Original equilibrium:
- $1000 - 10p = 5p - 50$
- $1050 = 15p$
- $p^* = 70$, $Q^* = 300$
With consumer tax (consumers pay $p + 5$):
- Demand becomes: $Q_d = 1000 - 10(p + 5) = 950 - 10p$
- New equilibrium: $950 - 10p = 5p - 50$
- $1000 = 15p$
- $p = 66.67$, $Q = 283.33$
- Consumers pay: €71.67
- Tax revenue: $5 \times 283.33 = €1,416.67$
With producer tax (producers receive $0.9p$):
- Supply becomes: $Q_s = 5(0.9p) - 50 = 4.5p - 50$
- New equilibrium: $1000 - 10p = 4.5p - 50$
- $1050 = 14.5p$
- $p = 72.41$, $Q = 275.9$
- Producers receive: €65.17
- Tax revenue: $0.1(72.41) \times 275.9 = €1,997.89$
With both taxes:
- Consumers see price $p_c = p + 5$
- Producers receive $p_p = 0.9p$
- Demand: $Q_d = 1000 - 10(p + 5) = 950 - 10p$
- Supply: $Q_s = 5(0.9p) - 50 = 4.5p - 50$
- Equilibrium: $950 - 10p = 4.5p - 50$
- $1000 = 14.5p$
- $p = 68.97$, $Q = 260.3$
Inverse demand:
- From $Q = 1000 - 10p$: $p = 100 - 0.1Q$
- With consumer tax: $p_{actual} = 95 - 0.1Q$
- Represents price sellers must set to achieve quantity $Q$ given consumer tax

Problem 7: Comprehensive Business Model (xxxx)

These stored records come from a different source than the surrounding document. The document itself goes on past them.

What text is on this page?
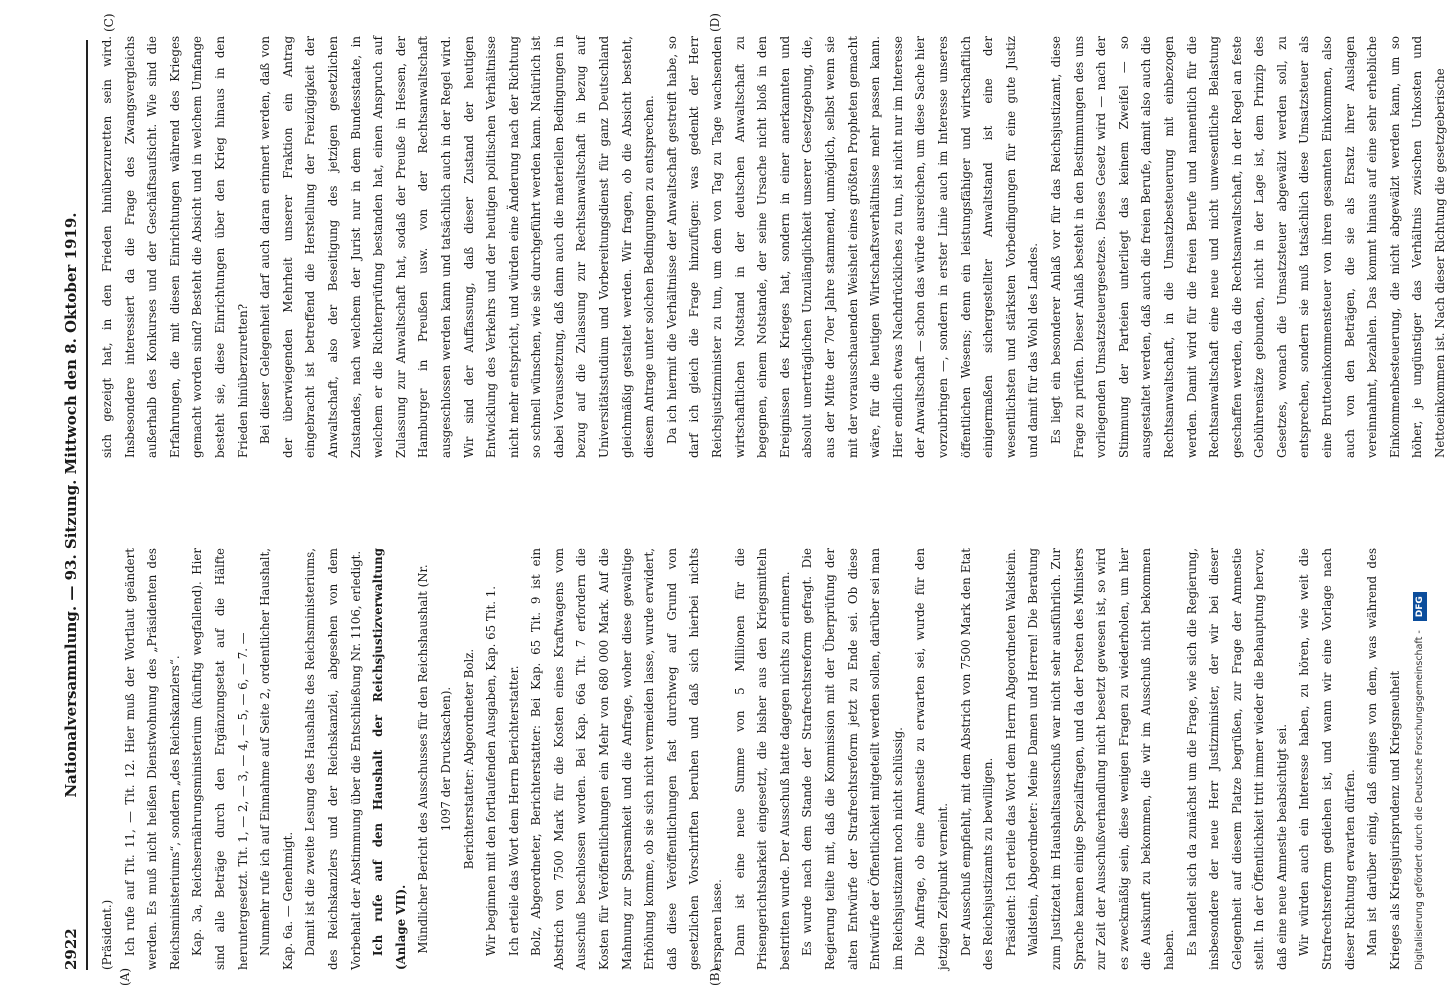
2922
Nationalversammlung. — 93. Sitzung. Mittwoch den 8. Oktober 1919.
(A)	(B)
(C)	(D)

(Präsident.) Ich rufe auf Tit. 11, — Tit. 12. Hier muß der Wortlaut geändert werden. Es muß nicht heißen Dienstwohnung des „Präsidenten des Reichsministeriums“, sondern „des Reichskanzlers“. Kap. 3a, Reichsernährungsministerium (künftig wegfallend). Hier sind alle Beträge durch den Ergänzungsetat auf die Hälfte heruntergesetzt. Tit. 1, — 2, — 3, — 4, — 5, — 6, — 7. — Nunmehr rufe ich auf Einnahme auf Seite 2, ordentlicher Haushalt, Kap. 6a. — Genehmigt. Damit ist die zweite Lesung des Haushalts des Reichsministeriums, des Reichskanzlers und der Reichskanzlei, abgesehen von dem Vorbehalt der Abstimmung über die Entschließung Nr. 1106, erledigt. Ich rufe auf den Haushalt der Reichsjustizverwaltung (Anlage VII). Mündlicher Bericht des Ausschusses für den Reichshaushalt (Nr. 1097 der Drucksachen). Berichterstatter: Abgeordneter Bolz. Wir beginnen mit den fortlaufenden Ausgaben, Kap. 65 Tit. 1. Ich erteile das Wort dem Herrn Berichterstatter. Bolz, Abgeordneter, Berichterstatter: Bei Kap. 65 Tit. 9 ist ein Abstrich von 7500 Mark für die Kosten eines Kraftwagens vom Ausschuß beschlossen worden. Bei Kap. 66a Tit. 7 erfordern die Kosten für Veröffentlichungen ein Mehr von 680 000 Mark. Auf die Mahnung zur Sparsamkeit und die Anfrage, woher diese gewaltige Erhöhung komme, ob sie sich nicht vermeiden lasse, wurde erwidert, daß diese Veröffentlichungen fast durchweg auf Grund von gesetzlichen Vorschriften beruhen und daß sich hierbei nichts ersparen lasse. Dann ist eine neue Summe von 5 Millionen für die Prisengerichtsbarkeit eingesetzt, die bisher aus den Kriegsmitteln bestritten wurde. Der Ausschuß hatte dagegen nichts zu erinnern. Es wurde nach dem Stande der Strafrechtsreform gefragt. Die Regierung teilte mit, daß die Kommission mit der Überprüfung der alten Entwürfe der Strafrechtsreform jetzt zu Ende sei. Ob diese Entwürfe der Öffentlichkeit mitgeteilt werden sollen, darüber sei man im Reichsjustizamt noch nicht schlüssig. Die Anfrage, ob eine Amnestie zu erwarten sei, wurde für den jetzigen Zeitpunkt verneint. Der Ausschuß empfiehlt, mit dem Abstrich von 7500 Mark den Etat des Reichsjustizamts zu bewilligen. Präsident: Ich erteile das Wort dem Herrn Abgeordneten Waldstein. Waldstein, Abgeordneter: Meine Damen und Herren! Die Beratung zum Justizetat im Haushaltsausschuß war nicht sehr ausführlich. Zur Sprache kamen einige Spezialfragen, und da der Posten des Ministers zur Zeit der Ausschußverhandlung nicht besetzt gewesen ist, so wird es zweckmäßig sein, diese wenigen Fragen zu wiederholen, um hier die Auskunft zu bekommen, die wir im Ausschuß nicht bekommen haben. Es handelt sich da zunächst um die Frage, wie sich die Regierung, insbesondere der neue Herr Justizminister, der wir bei dieser Gelegenheit auf diesem Platze begrüßen, zur Frage der Amnestie stellt. In der Öffentlichkeit tritt immer wieder die Behauptung hervor, daß eine neue Amnestie beabsichtigt sei. Wir würden auch ein Interesse haben, zu hören, wie weit die Strafrechtsreform gediehen ist, und wann wir eine Vorlage nach dieser Richtung erwarten dürfen. Man ist darüber einig, daß einiges von dem, was während des Krieges als Kriegsjurisprudenz und Kriegsneuheit

sich gezeigt hat, in den Frieden hinüberzuretten sein wird. Insbesondere interessiert da die Frage des Zwangsvergleichs außerhalb des Konkurses und der Geschäftsaufsicht. Wie sind die Erfahrungen, die mit diesen Einrichtungen während des Krieges gemacht worden sind? Besteht die Absicht und in welchem Umfange besteht sie, diese Einrichtungen über den Krieg hinaus in den Frieden hinüberzuretten? Bei dieser Gelegenheit darf auch daran erinnert werden, daß von der überwiegenden Mehrheit unserer Fraktion ein Antrag eingebracht ist betreffend die Herstellung der Freizügigkeit der Anwaltschaft, also der Beseitigung des jetzigen gesetzlichen Zustandes, nach welchem der Jurist nur in dem Bundesstaate, in welchem er die Richterprüfung bestanden hat, einen Anspruch auf Zulassung zur Anwaltschaft hat, sodaß der Preuße in Hessen, der Hamburger in Preußen usw. von der Rechtsanwaltschaft ausgeschlossen werden kann und tatsächlich auch in der Regel wird. Wir sind der Auffassung, daß dieser Zustand der heutigen Entwicklung des Verkehrs und der heutigen politischen Verhältnisse nicht mehr entspricht, und würden eine Änderung nach der Richtung so schnell wünschen, wie sie durchgeführt werden kann. Natürlich ist dabei Voraussetzung, daß dann auch die materiellen Bedingungen in bezug auf die Zulassung zur Rechtsanwaltschaft in bezug auf Universitätsstudium und Vorbereitungsdienst für ganz Deutschland gleichmäßig gestaltet werden. Wir fragen, ob die Absicht besteht, diesem Antrage unter solchen Bedingungen zu entsprechen. Da ich hiermit die Verhältnisse der Anwaltschaft gestreift habe, so darf ich gleich die Frage hinzufügen: was gedenkt der Herr Reichsjustizminister zu tun, um dem von Tag zu Tage wachsenden wirtschaftlichen Notstand in der deutschen Anwaltschaft zu begegnen, einem Notstande, der seine Ursache nicht bloß in den Ereignissen des Krieges hat, sondern in einer anerkannten und absolut unerträglichen Unzulänglichkeit unserer Gesetzgebung, die, aus der Mitte der 70er Jahre stammend, unmöglich, selbst wenn sie mit der vorausschauenden Weisheit eines größten Propheten gemacht wäre, für die heutigen Wirtschaftsverhältnisse mehr passen kann. Hier endlich etwas Nachdrückliches zu tun, ist nicht nur im Interesse der Anwaltschaft — schon das würde ausreichen, um diese Sache hier vorzubringen —, sondern in erster Linie auch im Interesse unseres öffentlichen Wesens; denn ein leistungsfähiger und wirtschaftlich einigermaßen sichergestellter Anwaltstand ist eine der wesentlichsten und stärksten Vorbedingungen für eine gute Justiz und damit für das Wohl des Landes. Es liegt ein besonderer Anlaß vor für das Reichsjustizamt, diese Frage zu prüfen. Dieser Anlaß besteht in den Bestimmungen des uns vorliegenden Umsatzsteuergesetzes. Dieses Gesetz wird — nach der Stimmung der Parteien unterliegt das keinem Zweifel — so ausgestaltet werden, daß auch die freien Berufe, damit also auch die Rechtsanwaltschaft, in die Umsatzbesteuerung mit einbezogen werden. Damit wird für die freien Berufe und namentlich für die Rechtsanwaltschaft eine neue und nicht unwesentliche Belastung geschaffen werden, da die Rechtsanwaltschaft, in der Regel an feste Gebührensätze gebunden, nicht in der Lage ist, dem Prinzip des Gesetzes, wonach die Umsatzsteuer abgewälzt werden soll, zu entsprechen, sondern sie muß tatsächlich diese Umsatzsteuer als eine Bruttoeinkommensteuer von ihren gesamten Einkommen, also auch von den Beträgen, die sie als Ersatz ihrer Auslagen vereinnahmt, bezahlen. Das kommt hinaus auf eine sehr erhebliche Einkommenbesteuerung, die nicht abgewälzt werden kann, um so höher, je ungünstiger das Verhältnis zwischen Unkosten und Nettoeinkommen ist. Nach dieser Richtung die gesetzgeberische

Digitalisierung gefördert durch die Deutsche Forschungsgemeinschaft - DFG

TechStart company has developed a complex business model:

Production: - Fixed costs: €10,000 - Variable cost function: $V(x) = 20x + 0.01x^2$ - Total cost: $C(x) = 10000 + V(x)$

Pricing Strategy: - Base price function: $P(x) = 200 - 0.5x$ - Seasonal adjustment: $S(p, t) = p(1 + 0.2\sin(\frac{\pi t}{6}))$ where $t$ is month

Demand: - At price $p$: $D(p) = 2000 - 8p$ - Quality factor: Higher quality increases demand by factor $Q(x) = 1 + 0.001x$

Multi-Channel Sales: - Online: 60% of sales at full price - Retail: 40% of sales at 90% of price

Express profit as a function of production quantity $x$ (ignore seasonal effects).
Find the production level where average cost equals marginal revenue.
If the company wants demand of exactly 1000 units, what price should they set?
During month 3 (peak season), how does the optimal price change?
Create a composite function showing how production quantity affects final demand through the price mechanism.
If the company can only produce between 50 and 150 units due to capacity constraints, find the optimal production level and explain whether these constraints are binding.

Solutions

Profit function:
- Average price received: $0.6P(x) + 0.4(0.9)P(x) = 0.96P(x)$
- Revenue: $R(x) = x \cdot 0.96P(x) = 0.96x(200 - 0.5x) = 192x - 0.48x^2$
- Cost: $C(x) = 10000 + 20x + 0.01x^2$
- Profit: $\Pi(x) = 192x - 0.48x^2 - 10000 - 20x - 0.01x^2$
- $\Pi(x) = -0.49x^2 + 172x - 10000$
Average cost = Marginal revenue:
- AC: $\frac{10000 + 20x + 0.01x^2}{x} = \frac{10000}{x} + 20 + 0.01x$
- MR: $\frac{dR}{dx} = 192 - 0.96x$
- Set equal: $\frac{10000}{x} + 20 + 0.01x = 192 - 0.96x$
- $\frac{10000}{x} = 172 - 0.97x$
- $10000 = 172x - 0.97x^2$
- $0.97x^2 - 172x + 10000 = 0$
- Using quadratic formula: $x \approx 98.5$ or $x \approx 104.6$
For demand = 1000:
- $1000 = 2000 - 8p$
- $8p = 1000$
- $p = €125$
Month 3 seasonal adjustment:
- $t = 3$: $\sin(\frac{3\pi}{6}) = \sin(\frac{\pi}{2}) = 1$
- Prices increase by 20%: $S(p, 3) = 1.2p$
- Optimal base price from $\Pi(x)$: $x = \frac{172}{0.98} = 175.5$
- Original price: $P(175.5) = 200 - 87.75 = €112.25$
- Seasonal price: $1.2(112.25) = €134.70$
Production → Demand composite:
- $(D \circ P)(x) = D(P(x)) = D(200 - 0.5x)$
- $= 2000 - 8(200 - 0.5x)$
- $= 2000 - 1600 + 4x$
- $= 400 + 4x$
- With quality factor: $D_{adjusted}(x) = (400 + 4x)(1 + 0.001x)$
Optimal with constraints [50, 150]:
- Unconstrained optimum: $x = \frac{172}{0.98} = 175.5$
- This exceeds 150, so constraint is binding
- At boundary $x = 150$:
  - $\Pi(150) = -0.49(22500) + 172(150) - 10000$
  - $= -11025 + 25800 - 10000 = €4,775$
- At $x = 50$:
  - $\Pi(50) = -0.49(2500) + 172(50) - 10000$
  - $= -1225 + 8600 - 10000 = -€2,625$ (loss)
- Optimal: Produce 150 units (constraint is binding)

Submission Instructions

Complete all problems showing clear working
Pay special attention to composition order and domain restrictions
For inverse functions, always verify your answer
Submit at the beginning of Section 04
Be prepared to present any solution to the class

Estimated completion time: 3-4 hours

Congratulations on completing Section 03! These problems integrate all concepts from functions as business models. Your mastery of these tools will be essential for the advanced functions in Section 04!